Thu, Jun 20, 2002 - Page 3 News List

Lawmakers urge deputy defense minister to aim for his boss' job

PEER PRESSSURE Kang Ning-hsiang said that he wouldn't consider taking the defense minister's post because he respects Tang Yao-ming's ability


Lawmakers urged newly-appointed deputy defense minister for administrative affairs Kang Ning-hsiang (康寧祥) yesterday to seek the minister of defense post as he attended a meeting of the defense committee of the legislature.

Kang, a long-term Control Yuan member, who took the deputy defense minister post on May 31, is expected to stay at his post for a short time because he is rumored to be President Chen Shui-bian's (陳水扁) top choice as the next minister of defense.

If Kang becomes the defense minister, he will be the first civilian to take the position since the implementations of the new military command structure on March 1.

The new military command structure places the defense minister above the chief of the general staff as the leader of the military.

In the past, the defense minister was only a figurehead without any authority over the chief of the general staff.

Three lawmakers from opposition parties yesterday urged Kang to seek the post, given that he is already the favored one for the job. They made the suggestion at a meeting of the defense committee of the legislature.

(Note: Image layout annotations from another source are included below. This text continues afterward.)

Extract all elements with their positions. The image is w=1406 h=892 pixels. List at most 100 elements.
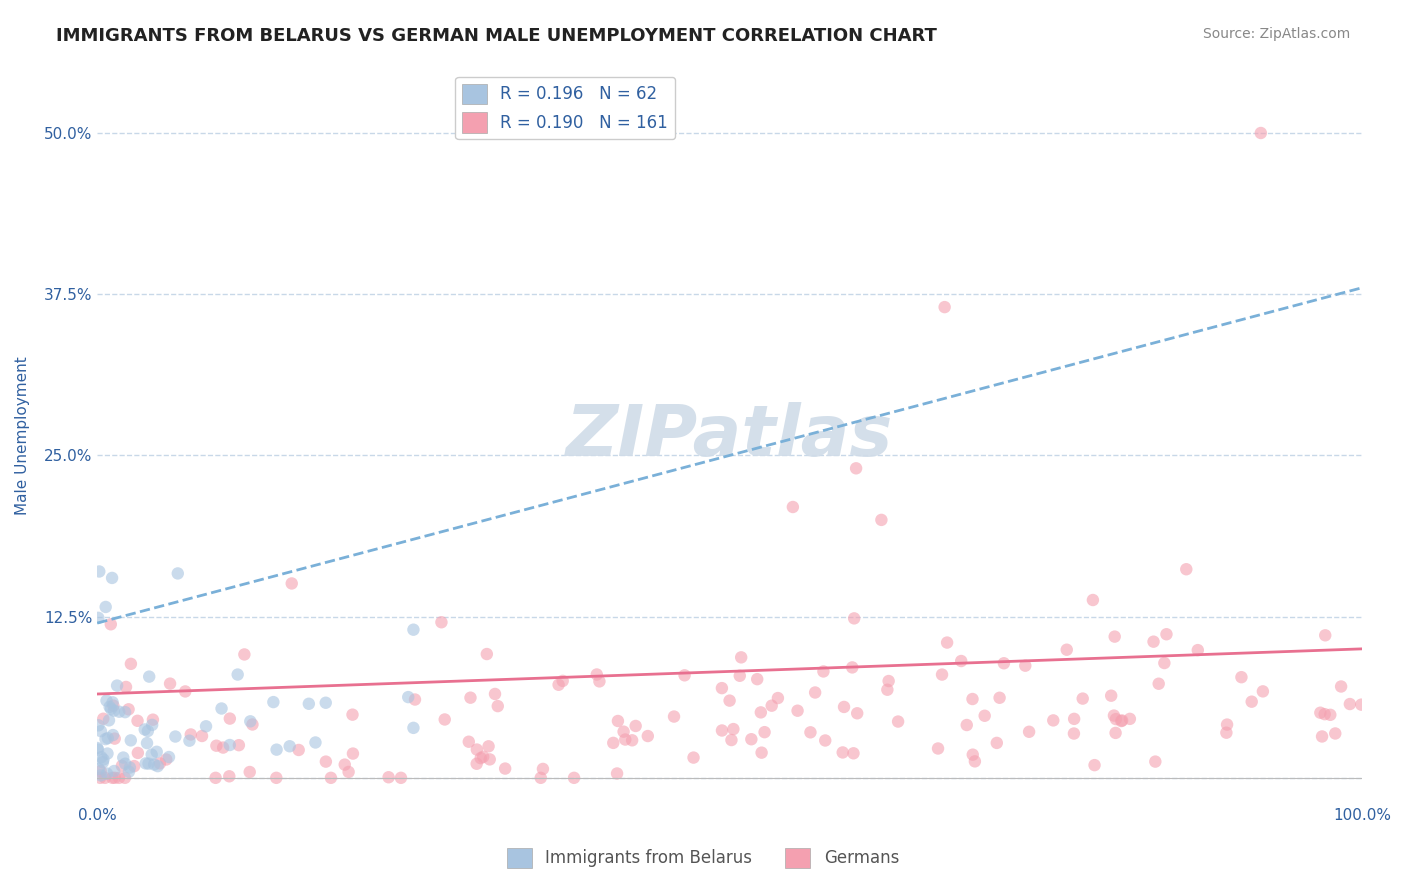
- Point: [963, 755, 986, 769]
- Point: [96, 693, 118, 707]
- Point: [138, 756, 160, 771]
- Point: [993, 657, 1015, 671]
- Point: [845, 461, 868, 475]
- Point: [1175, 562, 1198, 576]
- Point: [135, 756, 157, 771]
- Point: [166, 566, 188, 581]
- Point: [718, 693, 741, 707]
- Point: [832, 700, 855, 714]
- Point: [1324, 726, 1347, 740]
- Point: [94, 732, 117, 747]
- Point: [389, 771, 412, 785]
- Point: [1142, 634, 1164, 648]
- Point: [319, 771, 342, 785]
- Point: [846, 706, 869, 721]
- Point: [1104, 726, 1126, 740]
- Point: [1230, 670, 1253, 684]
- Point: [105, 679, 128, 693]
- Point: [87, 762, 110, 776]
- Point: [673, 668, 696, 682]
- Point: [1105, 712, 1128, 726]
- Point: [1215, 725, 1237, 739]
- Point: [134, 723, 156, 737]
- Point: [477, 739, 499, 754]
- Point: [136, 723, 159, 738]
- Point: [751, 746, 773, 760]
- Point: [1018, 724, 1040, 739]
- Point: [927, 741, 949, 756]
- Text: ZIPatlas: ZIPatlas: [567, 401, 893, 471]
- Point: [614, 732, 637, 747]
- Point: [1099, 689, 1122, 703]
- Point: [1313, 707, 1336, 722]
- Point: [547, 678, 569, 692]
- Point: [342, 707, 364, 722]
- Point: [337, 764, 360, 779]
- Point: [1063, 712, 1085, 726]
- Point: [108, 705, 131, 719]
- Point: [204, 771, 226, 785]
- Point: [404, 692, 426, 706]
- Point: [1042, 714, 1064, 728]
- Point: [723, 722, 745, 736]
- Point: [786, 704, 808, 718]
- Point: [766, 691, 789, 706]
- Point: [1240, 695, 1263, 709]
- Point: [430, 615, 453, 630]
- Point: [662, 709, 685, 723]
- Point: [91, 712, 114, 726]
- Point: [934, 300, 956, 314]
- Point: [96, 747, 118, 761]
- Point: [530, 771, 553, 785]
- Point: [624, 719, 647, 733]
- Point: [98, 714, 121, 728]
- Point: [1119, 712, 1142, 726]
- Point: [149, 756, 172, 771]
- Point: [239, 714, 262, 729]
- Point: [298, 697, 321, 711]
- Point: [962, 747, 984, 762]
- Point: [89, 565, 111, 579]
- Point: [842, 746, 865, 760]
- Point: [86, 741, 108, 756]
- Point: [180, 727, 202, 741]
- Point: [460, 690, 482, 705]
- Point: [1187, 643, 1209, 657]
- Point: [606, 714, 628, 728]
- Point: [174, 684, 197, 698]
- Point: [402, 721, 425, 735]
- Point: [887, 714, 910, 729]
- Point: [315, 696, 337, 710]
- Point: [844, 611, 866, 625]
- Point: [621, 733, 644, 747]
- Point: [228, 738, 250, 752]
- Point: [120, 657, 142, 671]
- Point: [531, 762, 554, 776]
- Point: [100, 617, 122, 632]
- Point: [205, 739, 228, 753]
- Point: [973, 708, 995, 723]
- Point: [613, 724, 636, 739]
- Legend: Immigrants from Belarus, Germans: Immigrants from Belarus, Germans: [501, 841, 905, 875]
- Point: [266, 742, 288, 756]
- Point: [682, 750, 704, 764]
- Point: [101, 571, 124, 585]
- Point: [761, 698, 783, 713]
- Point: [465, 756, 488, 771]
- Point: [1330, 680, 1353, 694]
- Point: [1083, 758, 1105, 772]
- Point: [91, 756, 114, 770]
- Point: [120, 733, 142, 747]
- Point: [475, 647, 498, 661]
- Point: [179, 733, 201, 747]
- Point: [1319, 707, 1341, 722]
- Point: [98, 699, 121, 714]
- Point: [831, 746, 853, 760]
- Point: [870, 513, 893, 527]
- Point: [457, 735, 479, 749]
- Point: [1216, 717, 1239, 731]
- Point: [218, 738, 240, 752]
- Point: [986, 736, 1008, 750]
- Point: [710, 681, 733, 695]
- Point: [141, 747, 163, 762]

The legislators, Lin Yu-fang (林郁方) and Chao Liang-yen (趙良燕) of the PFP and Chen Chien-ming (陳建銘) of the TSU, share the belief that Kang will replace Tang Yao-ming (湯曜明).

In response, Kang said he would not consider such a move because Tang is a good minister, who deserves his full support. "I would not consider taking Tang's place. President Chen trusts Tang. I have tremendous respect for Tang, as well," Kang said.

"Over the past 18 days at the Ministry of National Defense (MND), I am strongly impressed with several things. One thing is that Tang takes relations with lawmakers as one of his primary concerns," Kang said.

"Tang also insists that any future arms purchase by the MND has to be approved by the legislature first before it can be executed," he said.

As the deputy defense minister for administrative affairs, Kang is the second most important man in the military next to the defense minister.

He is to act as a proxy for Tang should Tang be on a foreign trip or absent from office for some time.

One of the biggest powers that Kang has been given is overseeing the promotion of high-ranking military officials, including generals.

Kang is now in charge of a MND committee responsible for selecting and approving military officials to be promoted from colonel/captain to major general/rear admiral. With such power in hand, Kang is expected to build his influence in the military.